Zhang Xiaolong, Lin Xiaoli, Zhao Jiafu, Huang Qianqian, Xu Xin
IEEE/ACM Trans Comput Biol Bioinform. 2019 May-Jun;16(3):774-781. doi: 10.1109/TCBB.2018.2871674.
Hot spot residues bring into play the vital function in bioinformatics to find new medications such as drug design. However, current datasets are predominately composed of non-hot spots with merely a tiny percentage of hot spots. Conventional hot spots prediction methods may face great challenges towards the problem of imbalance training samples. This paper presents a classification method combining with random forest classification and oversampling strategy to improve the training performance. A strategy with an oversampling ability is used to generate hot spots data to balance the given training set. Random forest classification is then invoked to generate a set of forest trees for this oversampled training set. The final prediction performance can be computed recursively after the oversampling and training process. This proposed method is capable of randomly selecting features and constructing a robust random forest to avoid overfitting the training set.
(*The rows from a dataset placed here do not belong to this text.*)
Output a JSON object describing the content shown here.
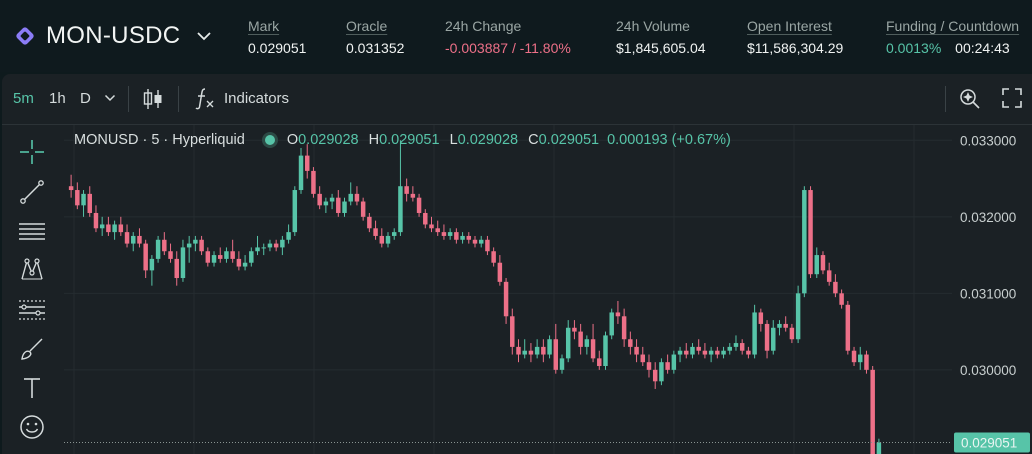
{
  "header": {
    "pair": "MON-USDC",
    "stats": [
      {
        "label": "Mark",
        "value": "0.029051"
      },
      {
        "label": "Oracle",
        "value": "0.031352"
      },
      {
        "label": "24h Change",
        "value": "-0.003887 / -11.80%"
      },
      {
        "label": "24h Volume",
        "value": "$1,845,605.04"
      },
      {
        "label": "Open Interest",
        "value": "$11,586,304.29"
      },
      {
        "label": "Funding / Countdown",
        "value": "0.0013%",
        "value2": "00:24:43"
      }
    ]
  },
  "toolbar": {
    "intervals": [
      "5m",
      "1h",
      "D"
    ],
    "indicators_label": "Indicators"
  },
  "legend": {
    "symbol": "MONUSD · 5 · Hyperliquid",
    "o_label": "O",
    "o": "0.029028",
    "h_label": "H",
    "h": "0.029051",
    "l_label": "L",
    "l": "0.029028",
    "c_label": "C",
    "c": "0.029051",
    "change": "0.000193 (+0.67%)"
  },
  "colors": {
    "up": "#57c4a8",
    "down": "#ed7088",
    "background": "#1b2125"
  },
  "icons": [
    "crosshair-icon",
    "trendline-icon",
    "horizontal-lines-icon",
    "pattern-icon",
    "fib-icon",
    "brush-icon",
    "text-icon",
    "emoji-icon"
  ],
  "chart_data": {
    "type": "candlestick",
    "ylim": [
      0.0289,
      0.0332
    ],
    "y_ticks": [
      "0.033000",
      "0.032000",
      "0.031000",
      "0.030000"
    ],
    "last_price_label": "0.029051",
    "candles": [
      [
        0.0324,
        0.03255,
        0.03225,
        0.03235
      ],
      [
        0.03235,
        0.03245,
        0.0321,
        0.03215
      ],
      [
        0.03215,
        0.03235,
        0.032,
        0.0323
      ],
      [
        0.0323,
        0.0324,
        0.032,
        0.03205
      ],
      [
        0.03205,
        0.03215,
        0.0318,
        0.03185
      ],
      [
        0.03185,
        0.032,
        0.03175,
        0.0319
      ],
      [
        0.0319,
        0.032,
        0.03175,
        0.0318
      ],
      [
        0.0318,
        0.03195,
        0.0317,
        0.0319
      ],
      [
        0.0319,
        0.032,
        0.03175,
        0.0318
      ],
      [
        0.0318,
        0.0319,
        0.0316,
        0.03165
      ],
      [
        0.03165,
        0.0318,
        0.03155,
        0.03175
      ],
      [
        0.03175,
        0.03185,
        0.0316,
        0.03165
      ],
      [
        0.03165,
        0.0317,
        0.0312,
        0.0313
      ],
      [
        0.0313,
        0.0315,
        0.0311,
        0.03145
      ],
      [
        0.03145,
        0.03175,
        0.0314,
        0.0317
      ],
      [
        0.0317,
        0.0318,
        0.0315,
        0.03155
      ],
      [
        0.03155,
        0.03165,
        0.0314,
        0.03145
      ],
      [
        0.03145,
        0.03155,
        0.0311,
        0.0312
      ],
      [
        0.0312,
        0.0317,
        0.03115,
        0.0316
      ],
      [
        0.0316,
        0.03175,
        0.0314,
        0.03165
      ],
      [
        0.03165,
        0.03175,
        0.03155,
        0.0317
      ],
      [
        0.0317,
        0.03175,
        0.0315,
        0.03155
      ],
      [
        0.03155,
        0.0316,
        0.03135,
        0.0314
      ],
      [
        0.0314,
        0.03155,
        0.03135,
        0.0315
      ],
      [
        0.0315,
        0.0316,
        0.0314,
        0.03145
      ],
      [
        0.03145,
        0.0316,
        0.0314,
        0.03155
      ],
      [
        0.03155,
        0.0317,
        0.0314,
        0.03145
      ],
      [
        0.03145,
        0.03155,
        0.0313,
        0.03135
      ],
      [
        0.03135,
        0.0315,
        0.0313,
        0.0314
      ],
      [
        0.0314,
        0.0316,
        0.03135,
        0.03155
      ],
      [
        0.03155,
        0.03175,
        0.0315,
        0.0316
      ],
      [
        0.0316,
        0.03165,
        0.0315,
        0.0316
      ],
      [
        0.0316,
        0.0317,
        0.03155,
        0.03165
      ],
      [
        0.03165,
        0.0317,
        0.03155,
        0.0316
      ],
      [
        0.0316,
        0.03175,
        0.0315,
        0.0317
      ],
      [
        0.0317,
        0.0319,
        0.03165,
        0.0318
      ],
      [
        0.0318,
        0.0324,
        0.03175,
        0.03235
      ],
      [
        0.03235,
        0.0329,
        0.0323,
        0.0328
      ],
      [
        0.0328,
        0.03295,
        0.0325,
        0.0326
      ],
      [
        0.0326,
        0.03265,
        0.03225,
        0.0323
      ],
      [
        0.0323,
        0.0324,
        0.0321,
        0.03215
      ],
      [
        0.03215,
        0.03225,
        0.03205,
        0.0322
      ],
      [
        0.0322,
        0.0323,
        0.0321,
        0.03225
      ],
      [
        0.03225,
        0.03235,
        0.032,
        0.03205
      ],
      [
        0.03205,
        0.03225,
        0.032,
        0.0322
      ],
      [
        0.0322,
        0.03245,
        0.03215,
        0.0323
      ],
      [
        0.0323,
        0.0324,
        0.03215,
        0.0322
      ],
      [
        0.0322,
        0.03225,
        0.03195,
        0.032
      ],
      [
        0.032,
        0.03205,
        0.0318,
        0.03185
      ],
      [
        0.03185,
        0.03195,
        0.0317,
        0.03175
      ],
      [
        0.03175,
        0.03185,
        0.0316,
        0.03165
      ],
      [
        0.03165,
        0.0318,
        0.0316,
        0.03175
      ],
      [
        0.03175,
        0.03185,
        0.0317,
        0.0318
      ],
      [
        0.0318,
        0.033,
        0.03175,
        0.0324
      ],
      [
        0.0324,
        0.0325,
        0.0322,
        0.0323
      ],
      [
        0.0323,
        0.0324,
        0.0322,
        0.03225
      ],
      [
        0.03225,
        0.0323,
        0.032,
        0.03205
      ],
      [
        0.03205,
        0.0321,
        0.03185,
        0.0319
      ],
      [
        0.0319,
        0.032,
        0.0318,
        0.03185
      ],
      [
        0.03185,
        0.03195,
        0.03175,
        0.0318
      ],
      [
        0.0318,
        0.0319,
        0.0317,
        0.03175
      ],
      [
        0.03175,
        0.03185,
        0.0317,
        0.0318
      ],
      [
        0.0318,
        0.03185,
        0.03165,
        0.0317
      ],
      [
        0.0317,
        0.0318,
        0.03165,
        0.03175
      ],
      [
        0.03175,
        0.0318,
        0.03165,
        0.0317
      ],
      [
        0.0317,
        0.03175,
        0.0316,
        0.03165
      ],
      [
        0.03165,
        0.03175,
        0.0316,
        0.0317
      ],
      [
        0.0317,
        0.03175,
        0.0315,
        0.03155
      ],
      [
        0.03155,
        0.0316,
        0.03135,
        0.0314
      ],
      [
        0.0314,
        0.0315,
        0.0311,
        0.03115
      ],
      [
        0.03115,
        0.0312,
        0.0306,
        0.0307
      ],
      [
        0.0307,
        0.0308,
        0.0302,
        0.0303
      ],
      [
        0.0303,
        0.0304,
        0.0301,
        0.0302
      ],
      [
        0.0302,
        0.0304,
        0.03015,
        0.03025
      ],
      [
        0.03025,
        0.03035,
        0.0301,
        0.0302
      ],
      [
        0.0302,
        0.0304,
        0.03015,
        0.0303
      ],
      [
        0.0303,
        0.0304,
        0.0301,
        0.0302
      ],
      [
        0.0302,
        0.03045,
        0.03015,
        0.0304
      ],
      [
        0.0304,
        0.0306,
        0.02995,
        0.03
      ],
      [
        0.03,
        0.0302,
        0.02995,
        0.03015
      ],
      [
        0.03015,
        0.03065,
        0.0301,
        0.03055
      ],
      [
        0.03055,
        0.03065,
        0.0304,
        0.0305
      ],
      [
        0.0305,
        0.0306,
        0.0302,
        0.0303
      ],
      [
        0.0303,
        0.03045,
        0.0302,
        0.0304
      ],
      [
        0.0304,
        0.0306,
        0.0301,
        0.03015
      ],
      [
        0.03015,
        0.03025,
        0.03,
        0.03005
      ],
      [
        0.03005,
        0.0305,
        0.03,
        0.03045
      ],
      [
        0.03045,
        0.0308,
        0.0304,
        0.03075
      ],
      [
        0.03075,
        0.0309,
        0.0306,
        0.0307
      ],
      [
        0.0307,
        0.0308,
        0.0303,
        0.0304
      ],
      [
        0.0304,
        0.0305,
        0.0302,
        0.0303
      ],
      [
        0.0303,
        0.0304,
        0.0301,
        0.0302
      ],
      [
        0.0302,
        0.0303,
        0.03005,
        0.0301
      ],
      [
        0.0301,
        0.0302,
        0.0299,
        0.03
      ],
      [
        0.03,
        0.0301,
        0.02975,
        0.02985
      ],
      [
        0.02985,
        0.03015,
        0.0298,
        0.0301
      ],
      [
        0.0301,
        0.0302,
        0.02995,
        0.03
      ],
      [
        0.03,
        0.03025,
        0.02995,
        0.0302
      ],
      [
        0.0302,
        0.0303,
        0.0301,
        0.03025
      ],
      [
        0.03025,
        0.03035,
        0.03015,
        0.0302
      ],
      [
        0.0302,
        0.03035,
        0.03015,
        0.0303
      ],
      [
        0.0303,
        0.0304,
        0.0302,
        0.03025
      ],
      [
        0.03025,
        0.03035,
        0.03015,
        0.0302
      ],
      [
        0.0302,
        0.0303,
        0.0301,
        0.03025
      ],
      [
        0.03025,
        0.0303,
        0.03015,
        0.0302
      ],
      [
        0.0302,
        0.0303,
        0.03015,
        0.03025
      ],
      [
        0.03025,
        0.03035,
        0.0302,
        0.0303
      ],
      [
        0.0303,
        0.03045,
        0.03025,
        0.03035
      ],
      [
        0.03035,
        0.0304,
        0.0302,
        0.03025
      ],
      [
        0.03025,
        0.0303,
        0.03015,
        0.0302
      ],
      [
        0.0302,
        0.03085,
        0.03015,
        0.03075
      ],
      [
        0.03075,
        0.0308,
        0.0305,
        0.0306
      ],
      [
        0.0306,
        0.03065,
        0.03015,
        0.03025
      ],
      [
        0.03025,
        0.03065,
        0.0302,
        0.03055
      ],
      [
        0.03055,
        0.03065,
        0.03045,
        0.0306
      ],
      [
        0.0306,
        0.0307,
        0.0305,
        0.03055
      ],
      [
        0.03055,
        0.0306,
        0.03035,
        0.0304
      ],
      [
        0.0304,
        0.0311,
        0.03035,
        0.031
      ],
      [
        0.031,
        0.0324,
        0.03095,
        0.03235
      ],
      [
        0.03235,
        0.0324,
        0.0312,
        0.03125
      ],
      [
        0.03125,
        0.0316,
        0.0312,
        0.0315
      ],
      [
        0.0315,
        0.03155,
        0.03125,
        0.0313
      ],
      [
        0.0313,
        0.0314,
        0.0311,
        0.03115
      ],
      [
        0.03115,
        0.03125,
        0.03095,
        0.031
      ],
      [
        0.031,
        0.03105,
        0.0308,
        0.03085
      ],
      [
        0.03085,
        0.0309,
        0.0302,
        0.03025
      ],
      [
        0.03025,
        0.0303,
        0.03005,
        0.0301
      ],
      [
        0.0301,
        0.0303,
        0.03,
        0.0302
      ],
      [
        0.0302,
        0.03025,
        0.02995,
        0.03
      ],
      [
        0.03,
        0.03005,
        0.02885,
        0.0289
      ],
      [
        0.0289,
        0.0291,
        0.02885,
        0.02905
      ]
    ]
  }
}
Experimental results from three data sets indicate that the performance of hot spots prediction has been significantly improved compared with existing classification methods.
热点残基在生物信息学中发挥着至关重要的作用,有助于发现新药物,如药物设计。然而,当前的数据集主要由非热点组成,热点仅占很小的比例。传统的热点预测方法在面对训练样本不平衡问题时可能会面临巨大挑战。本文提出了一种结合随机森林分类和过采样策略的分类方法,以提高训练性能。采用具有过采样能力的策略来生成热点数据,以平衡给定的训练集。然后调用随机森林分类为这个过采样训练集生成一组森林树。在过采样和训练过程之后,可以递归地计算最终的预测性能。该方法能够随机选择特征并构建一个强大的随机森林,以避免过度拟合训练集。来自三个数据集的实验结果表明,与现有分类方法相比,热点预测的性能有了显著提高。